La cour renvoie aux conclusions précitées des parties pour ce qui concerne l’exposé détaillé de leurs moyens et prétentions conformément à l’article 455 du code de procédure civile.
La clôture a été prononcée le 24 avril 2024.
MOTIFS DE LA DECISION
Sur la prescription de l’action de M. et Mme [B]
La société Citya soutient que l’action de M. et Mme [B] est prescrite dans la mesure où elle a été exercée plus de cinq ans après la fin de la période d’occupation du bien par les époux [H] au titre de laquelle ils recherchent sa responsabilité, soit le 23 janvier 2013, date du procès-verbal de reprise des lieux, et après l’achèvement des travaux de remise en état, le 2 octobre 2013.
Elle fait valoir que le point de départ de la prescription est la connaissance du dommage et que M. et Mme [B] ont été informés, dès le 5 décembre 2012, des impayés de loyers, M. [B] l’ayant relancée le 10 janvier et le 7 avril 2014 en précisant que les dernières informations dataient de janvier 2013. Elle estime que ces relances manifestent la conscience des intimés de sa potentielle responsabilité dès la fin du mandat de gestion.
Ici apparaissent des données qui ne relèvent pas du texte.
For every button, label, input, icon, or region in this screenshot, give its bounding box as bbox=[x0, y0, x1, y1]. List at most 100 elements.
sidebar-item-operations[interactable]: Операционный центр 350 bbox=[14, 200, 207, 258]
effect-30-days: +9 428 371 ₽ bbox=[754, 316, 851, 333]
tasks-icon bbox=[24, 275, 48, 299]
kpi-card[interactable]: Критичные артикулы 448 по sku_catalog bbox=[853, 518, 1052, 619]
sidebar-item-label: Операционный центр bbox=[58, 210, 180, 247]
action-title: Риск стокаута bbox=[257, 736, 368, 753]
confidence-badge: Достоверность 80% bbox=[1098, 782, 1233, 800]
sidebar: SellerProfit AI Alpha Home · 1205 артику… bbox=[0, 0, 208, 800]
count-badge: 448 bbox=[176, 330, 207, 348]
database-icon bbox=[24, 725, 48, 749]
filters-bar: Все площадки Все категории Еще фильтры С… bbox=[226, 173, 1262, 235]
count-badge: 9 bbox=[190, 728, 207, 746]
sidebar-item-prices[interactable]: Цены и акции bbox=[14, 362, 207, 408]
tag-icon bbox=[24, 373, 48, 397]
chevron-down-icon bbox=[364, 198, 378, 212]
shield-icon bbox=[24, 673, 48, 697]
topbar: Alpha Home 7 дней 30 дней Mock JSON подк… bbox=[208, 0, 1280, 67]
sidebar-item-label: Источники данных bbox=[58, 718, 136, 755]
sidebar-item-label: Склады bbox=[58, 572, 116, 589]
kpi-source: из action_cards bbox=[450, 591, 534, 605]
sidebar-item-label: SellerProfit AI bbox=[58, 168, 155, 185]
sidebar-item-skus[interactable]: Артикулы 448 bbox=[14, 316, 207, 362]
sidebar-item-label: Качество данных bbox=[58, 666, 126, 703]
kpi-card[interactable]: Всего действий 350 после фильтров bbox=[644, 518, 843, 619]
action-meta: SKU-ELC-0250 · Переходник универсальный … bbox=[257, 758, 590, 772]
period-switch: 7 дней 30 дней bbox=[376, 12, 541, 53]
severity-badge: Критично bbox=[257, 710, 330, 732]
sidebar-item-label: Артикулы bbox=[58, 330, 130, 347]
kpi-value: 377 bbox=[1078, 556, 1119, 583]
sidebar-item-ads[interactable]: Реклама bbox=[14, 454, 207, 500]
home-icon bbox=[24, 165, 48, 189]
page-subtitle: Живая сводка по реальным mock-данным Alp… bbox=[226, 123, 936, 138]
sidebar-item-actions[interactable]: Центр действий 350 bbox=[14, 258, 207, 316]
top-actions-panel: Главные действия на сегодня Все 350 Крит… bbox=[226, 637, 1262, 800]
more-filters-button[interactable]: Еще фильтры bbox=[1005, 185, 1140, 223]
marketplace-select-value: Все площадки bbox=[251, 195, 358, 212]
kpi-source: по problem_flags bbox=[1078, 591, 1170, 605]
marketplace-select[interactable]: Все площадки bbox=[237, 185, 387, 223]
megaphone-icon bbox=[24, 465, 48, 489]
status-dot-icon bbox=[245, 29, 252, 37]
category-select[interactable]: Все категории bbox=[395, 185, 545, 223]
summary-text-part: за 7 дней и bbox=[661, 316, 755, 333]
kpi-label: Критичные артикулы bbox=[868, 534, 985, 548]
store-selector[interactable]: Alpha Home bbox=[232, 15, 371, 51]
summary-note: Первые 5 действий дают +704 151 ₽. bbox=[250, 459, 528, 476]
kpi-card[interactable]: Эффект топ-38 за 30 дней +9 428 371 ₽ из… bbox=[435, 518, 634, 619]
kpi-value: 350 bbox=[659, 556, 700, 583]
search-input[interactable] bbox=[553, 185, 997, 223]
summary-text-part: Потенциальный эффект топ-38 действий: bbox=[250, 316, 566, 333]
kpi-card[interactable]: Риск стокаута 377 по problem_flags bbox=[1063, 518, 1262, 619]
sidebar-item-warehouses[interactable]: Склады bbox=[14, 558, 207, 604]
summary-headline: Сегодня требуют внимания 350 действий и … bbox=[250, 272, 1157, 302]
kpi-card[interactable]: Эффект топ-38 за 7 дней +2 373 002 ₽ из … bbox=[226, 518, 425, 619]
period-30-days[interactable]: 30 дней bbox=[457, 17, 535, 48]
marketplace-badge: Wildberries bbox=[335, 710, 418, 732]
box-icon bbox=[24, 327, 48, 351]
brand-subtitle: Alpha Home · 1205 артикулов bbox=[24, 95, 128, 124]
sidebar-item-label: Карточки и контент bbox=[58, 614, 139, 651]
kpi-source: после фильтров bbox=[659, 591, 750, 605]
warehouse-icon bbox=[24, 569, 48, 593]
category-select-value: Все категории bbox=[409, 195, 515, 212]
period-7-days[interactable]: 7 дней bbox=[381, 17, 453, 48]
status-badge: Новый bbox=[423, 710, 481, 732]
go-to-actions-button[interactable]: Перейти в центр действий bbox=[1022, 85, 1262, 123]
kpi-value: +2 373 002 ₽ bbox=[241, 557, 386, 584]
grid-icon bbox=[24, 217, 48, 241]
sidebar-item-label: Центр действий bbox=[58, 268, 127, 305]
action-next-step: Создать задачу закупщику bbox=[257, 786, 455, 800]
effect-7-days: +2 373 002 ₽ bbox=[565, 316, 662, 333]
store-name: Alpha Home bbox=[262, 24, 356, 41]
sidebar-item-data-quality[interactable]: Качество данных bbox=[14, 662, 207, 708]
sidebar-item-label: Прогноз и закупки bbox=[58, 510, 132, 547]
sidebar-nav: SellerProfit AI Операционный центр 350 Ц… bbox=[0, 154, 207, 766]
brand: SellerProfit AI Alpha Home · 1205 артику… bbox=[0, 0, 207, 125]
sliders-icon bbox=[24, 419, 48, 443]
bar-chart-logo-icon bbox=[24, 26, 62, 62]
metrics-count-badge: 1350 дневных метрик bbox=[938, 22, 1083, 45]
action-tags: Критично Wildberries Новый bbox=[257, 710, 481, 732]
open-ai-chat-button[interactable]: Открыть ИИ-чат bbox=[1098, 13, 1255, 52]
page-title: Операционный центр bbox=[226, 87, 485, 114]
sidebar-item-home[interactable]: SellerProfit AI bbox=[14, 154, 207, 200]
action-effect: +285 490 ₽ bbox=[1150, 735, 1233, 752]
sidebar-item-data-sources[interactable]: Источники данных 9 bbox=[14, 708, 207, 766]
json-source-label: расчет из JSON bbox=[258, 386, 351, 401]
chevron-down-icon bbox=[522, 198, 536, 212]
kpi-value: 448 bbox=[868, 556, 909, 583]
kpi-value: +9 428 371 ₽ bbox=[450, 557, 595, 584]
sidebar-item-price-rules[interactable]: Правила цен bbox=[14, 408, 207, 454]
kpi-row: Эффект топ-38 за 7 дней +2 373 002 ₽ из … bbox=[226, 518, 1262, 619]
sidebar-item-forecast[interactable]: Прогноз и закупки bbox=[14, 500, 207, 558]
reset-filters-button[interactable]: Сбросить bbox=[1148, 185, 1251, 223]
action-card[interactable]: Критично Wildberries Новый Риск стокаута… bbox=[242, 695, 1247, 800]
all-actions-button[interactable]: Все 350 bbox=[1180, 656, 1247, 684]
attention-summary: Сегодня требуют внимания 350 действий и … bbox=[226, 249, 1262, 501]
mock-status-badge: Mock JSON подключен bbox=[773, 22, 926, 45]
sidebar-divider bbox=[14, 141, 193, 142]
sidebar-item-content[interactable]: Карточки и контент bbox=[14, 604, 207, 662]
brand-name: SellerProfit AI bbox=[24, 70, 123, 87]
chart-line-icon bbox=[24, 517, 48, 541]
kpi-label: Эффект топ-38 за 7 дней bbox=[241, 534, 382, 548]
M. et Mme [B] demandent la confirmation du jugement de ce chef et font valoir que la prescription court à compter du jour où le titulaire du droit a connaissance des faits. Ils soutiennent qu’ils n’ont eu connaissance des manquements de la société Citya qu’au mois d’octobre 2018, date à laquelle ils ont obtenu, grâce à l’intervention de l’association de défense des consommateurs EDC à laquelle ils avaient fait appel pour les aider dans la gestion de leur litige, copie des courriers adressés par la société Invenia au cabinet Citya, de sorte qu’aucune prescription ne peut leur être opposée.
Sur ce
Aux termes de l’article 122 du code de procédure civile, constitue une fin de non recevoir tout moyen qui tend à faire déclarer l’adversaire irrecevable en sa demande pour défaut de droit d’agir, tel le défaut de qualité, d’intérêt, la prescription, le délai préfix, la chose jugée.
Selon l’article 2224 du code civil, les actions personnelles ou mobilières se prescrivent par cinq ans à compter du jour où le titulaire d’un droit a connu ou aurait dû connaître les faits lui permettant de l’exercer.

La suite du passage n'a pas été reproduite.